For the extra curious, below are the measured scheduler utilization graphs for each of the tests.
Note: My explanations below are currently in “guess”-form and are not based on any hard evidence. I plan to explore the real reasons for theses numbers in a future post.
For the load test on cowboy 1.x, the schedulers are slightly under utilized. I suspect this is primarily due to the HTTP/1.1 protocol itself where TCP connections are not used nearly as efficiently as in HTTP/2. The extra time is probably spent waiting on I/O.

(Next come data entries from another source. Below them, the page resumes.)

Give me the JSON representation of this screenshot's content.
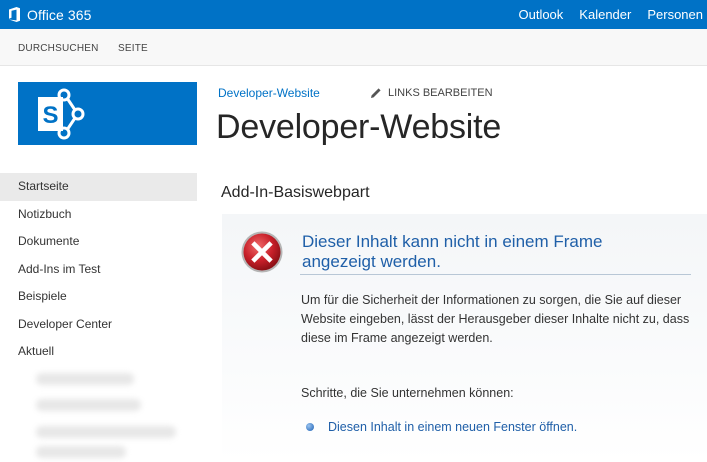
{
  "suitebar": {
    "brand": "Office 365",
    "links": [
      "Outlook",
      "Kalender",
      "Personen"
    ]
  },
  "ribbon": {
    "tabs": [
      "DURCHSUCHEN",
      "SEITE"
    ]
  },
  "header": {
    "breadcrumb": "Developer-Website",
    "edit_links": "LINKS BEARBEITEN",
    "title": "Developer-Website"
  },
  "leftnav": {
    "items": [
      "Startseite",
      "Notizbuch",
      "Dokumente",
      "Add-Ins im Test",
      "Beispiele",
      "Developer Center",
      "Aktuell"
    ]
  },
  "webpart": {
    "title": "Add-In-Basiswebpart",
    "error_title": "Dieser Inhalt kann nicht in einem Frame angezeigt werden.",
    "error_desc": "Um für die Sicherheit der Informationen zu sorgen, die Sie auf dieser Website eingeben, lässt der Herausgeber dieser Inhalte nicht zu, dass diese im Frame angezeigt werden.",
    "steps_label": "Schritte, die Sie unternehmen können:",
    "open_link": "Diesen Inhalt in einem neuen Fenster öffnen."
  },
  "colors": {
    "brand_blue": "#0072c6",
    "error_red": "#c8202a",
    "link_blue": "#1f5fa8"
  }
}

100% scheduler utilization for the duration of the tests. This is what you might expect to see during a load test.
The stream handler in cowboy 2.x uses a single process per connection. The previous test, however, uses a single process per stream. Therefore, the extra 20% of overhead for the previous test may be due to process creation, scheduling, and garbage collection.
The h2o implementation uses a single process per server. As shown in the graph, only ~12% scheduler utilization is indicative of only 1 of the 8 normal schedulers being fully utilized.
The rest of the work is done by h2o in a single non-scheduler thread event loop.
In a separate implementation not shown here where I spawned a new process for every request (similar to the cowboy 2.x handler), the overall requests per second dropped to ~90k req/s, which is much closer to the performance of cowboy 2.x.
cowboy 2.x is roughly 2-3x faster than cowboy 1.x based on the above load tests.
I am still curious, however, as to whether process-per-request alone is the primary cause for the performance degradation when compared to the ~15x faster results of the makeshift h2o NIF.